Yesterday, my very wonderful, and very wise SIL posted as her Facebook status: "Some of God's greatest gifts are unanswered prayers." And it kinda hit home for me. I've been thinking...actually, I have had this nagging thought in the back of my mind about the concept of answered/unanswered prayers for a little while now. I like the Garth Brooks song, because it's sweet and romantic, but something about the lyric, "Unanswered prayers" always got me, because I don't think there ARE unanswered prayers...just probably not the answers we were looking for. For example, in Garth's case, he wanted to marry his high school sweetheart. He probably also was praying at the same time that he would marry the person he would and could love for his whole life and be in love with the forever (or something else sentimental like that), thinking that that person had to be his high school sweetheart...of course, a loving and omniscient Father knows that maybe the person that you're with isn't the person you're supposed to be with, like forever. Prayer answered. And perspective, or the passage of time, helps us understand.
Well, I am grateful for all of my answered prayers.

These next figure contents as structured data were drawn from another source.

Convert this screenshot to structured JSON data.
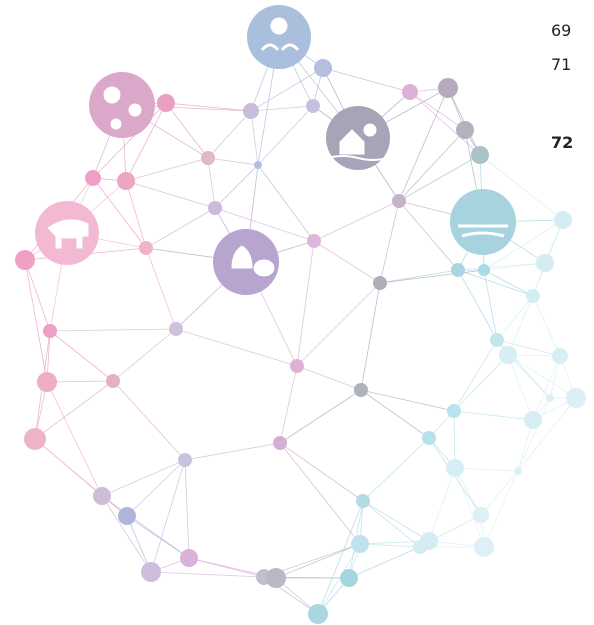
{
  "page_numbers": [
    "69",
    "71",
    "72"
  ]
}
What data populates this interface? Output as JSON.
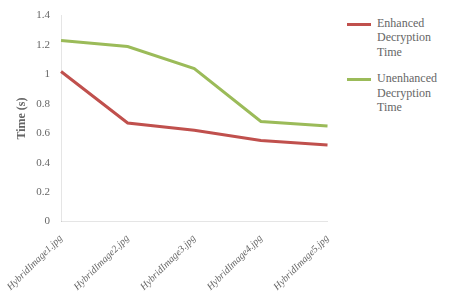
{
  "chart_data": {
    "type": "line",
    "categories": [
      "HybridImage1.jpg",
      "HybridImage2.jpg",
      "HybridImage3.jpg",
      "HybridImage4.jpg",
      "HybridImage5.jpg"
    ],
    "series": [
      {
        "name": "Enhanced Decryption\nTime",
        "color": "#c0504d",
        "values": [
          1.02,
          0.67,
          0.62,
          0.55,
          0.52
        ]
      },
      {
        "name": "Unenhanced\nDecryption Time",
        "color": "#9bbb59",
        "values": [
          1.23,
          1.19,
          1.04,
          0.68,
          0.65
        ]
      }
    ],
    "y_label": "Time (s)",
    "ylim": [
      0,
      1.4
    ],
    "yticks": [
      0,
      0.2,
      0.4,
      0.6,
      0.8,
      1,
      1.2,
      1.4
    ],
    "grid": false,
    "legend": "right"
  }
}
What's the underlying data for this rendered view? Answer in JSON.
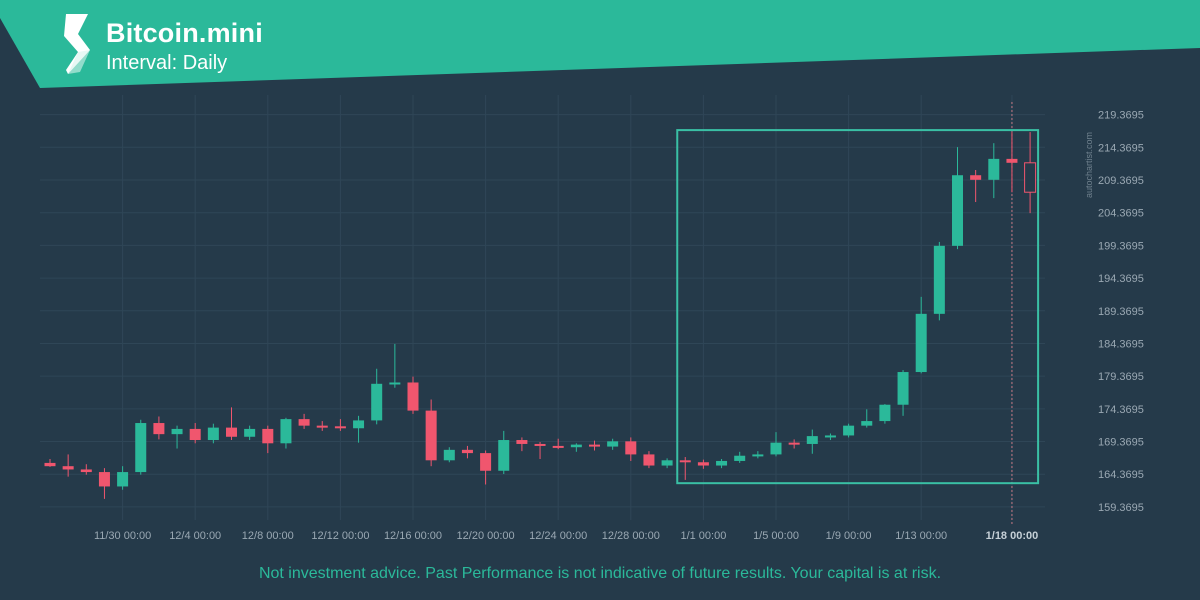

Even when the answers come in ways I don't expect.
I seem to remember praying a few weeks ago that I could figure out some way to get Logan back on track. Ever since day-light savings (which I hate), he had been waking up early. Half hour, 45 minutes or so. Not really a big deal, unless you know me. Then it is a big deal, because I like things just so. I'm like that. So I kept wondering what I could do to fix this. I darkened his room, even more...because cardboard and duct-tape on the windows, plus blinds and a blanket wasn't enough. I added another blanket and more stuff around the edges to block out all light. Worked great for naps...still no difference in the mornings. And then this wonderful flu bug hit our house...starting with Max. He was up in the night MANY times...everyone else slept through it (BLESSING!). Logan was next. Dealing with Max and Lucy in the night is one thing. Dealing with Logan in the night stresses me out. Logan never ONCE woke in the night with this flu. Not once. (BLESSING). And...he was so exhausted from the sickness that he started sleeping in until 9am...9:30 even. And now that he's better? Still sleeping. NICE. So even though the flu is not really the answer I was looking for, it was the answer that worked.

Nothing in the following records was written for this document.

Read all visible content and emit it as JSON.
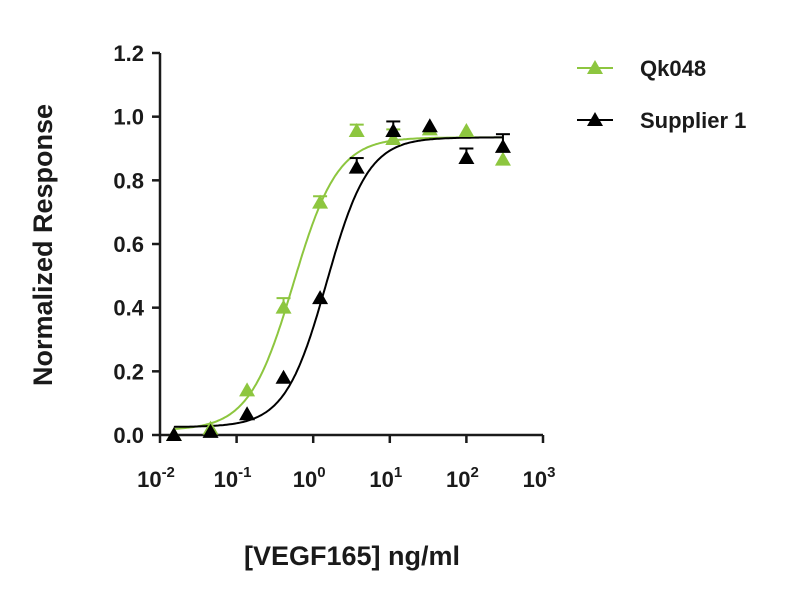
{
  "chart_data": {
    "type": "scatter",
    "title": "",
    "xlabel": "[VEGF165] ng/ml",
    "ylabel": "Normalized Response",
    "xscale": "log",
    "xlim": [
      0.01,
      1000
    ],
    "ylim": [
      0,
      1.2
    ],
    "xticks": [
      {
        "base": "10",
        "exp": "-2"
      },
      {
        "base": "10",
        "exp": "-1"
      },
      {
        "base": "10",
        "exp": "0"
      },
      {
        "base": "10",
        "exp": "1"
      },
      {
        "base": "10",
        "exp": "2"
      },
      {
        "base": "10",
        "exp": "3"
      }
    ],
    "yticks": [
      "0.0",
      "0.2",
      "0.4",
      "0.6",
      "0.8",
      "1.0",
      "1.2"
    ],
    "grid": false,
    "legend_placement": "top-right",
    "series": [
      {
        "name": "Qk048",
        "color": "#8dc63f",
        "marker": "triangle",
        "x": [
          0.0152,
          0.0457,
          0.137,
          0.41,
          1.23,
          3.7,
          11.1,
          33.3,
          100,
          300
        ],
        "y": [
          0.0,
          0.02,
          0.14,
          0.4,
          0.73,
          0.955,
          0.93,
          0.96,
          0.955,
          0.865
        ],
        "error": [
          0,
          0,
          0,
          0.03,
          0.02,
          0.02,
          0.03,
          0,
          0,
          0
        ],
        "fit": {
          "bottom": 0.015,
          "top": 0.935,
          "ec50": 0.55,
          "hill": 1.5
        }
      },
      {
        "name": "Supplier 1",
        "color": "#000000",
        "marker": "triangle",
        "x": [
          0.0152,
          0.0457,
          0.137,
          0.41,
          1.23,
          3.7,
          11.1,
          33.3,
          100,
          300
        ],
        "y": [
          0.0,
          0.01,
          0.065,
          0.18,
          0.43,
          0.84,
          0.955,
          0.97,
          0.87,
          0.905
        ],
        "error": [
          0,
          0,
          0,
          0,
          0,
          0.03,
          0.03,
          0,
          0.03,
          0.04
        ],
        "fit": {
          "bottom": 0.025,
          "top": 0.935,
          "ec50": 1.5,
          "hill": 1.6
        }
      }
    ]
  }
}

Then there's Lucy. I seem to remember blogging about her recently and how she's growing up so fast and she's at school 5 days a week and I feel like I barely get any time with her, and dealing with 3 kids at once sometimes stresses me out, because I'm out of practice. Well...welcome flu. Lucy gets sick next. Now I have 3 kids at home. 3 sick kids at home. And I did it. It was pretty boogerie, with lots of phlegm and mucus, and fevers and whining...but I did it. And I was sweet, and sympathetic (except when they whined about taking their medicine...seriously, do we have to have this fight 4 times a day? Just take the medicine!) Max got better and started going back to school, and suddenly, there were all these beautiful afternoons where Logan would be sleeping and Lucy and I got to just hang out. We watched movies. We watched TV (not a lot of energy for much else). We wrapped presents. In the mornings we did some shopping, which mostly consisted of her sitting in the shopping cart while I shopped, but she was with me. We read. It was great. She's back at school today, and I'm happy for that, because there's only so much time for sitting around when there's learning to be done. But a week or so of hanging out with my girl was really nice. Now, I don't know that blogging about something really constitutes as a prayer...except that it was a prayer of the heart that I could spend more time with her. Again, even though the flu is not really the answer I was looking for, it was the answer that worked.
Lastly, today, I realized that a little something that I thought *might* be happening and I was begging and praying was NOT happening, isn't happening. I don't want to go into more detail then that, except that when I realized that it wasn't happening, I was crazy relieved...but also disappointed. So what does that mean? This prayer was answered EXACTLY how I wanted it to be. And I guess the disappointment is something that will need to be fasted and prayed about sometime very soon so I can figure that one out.
Today, I am grateful for answer to prayers...however they come. Because it may not be what I want...but it's always what I need.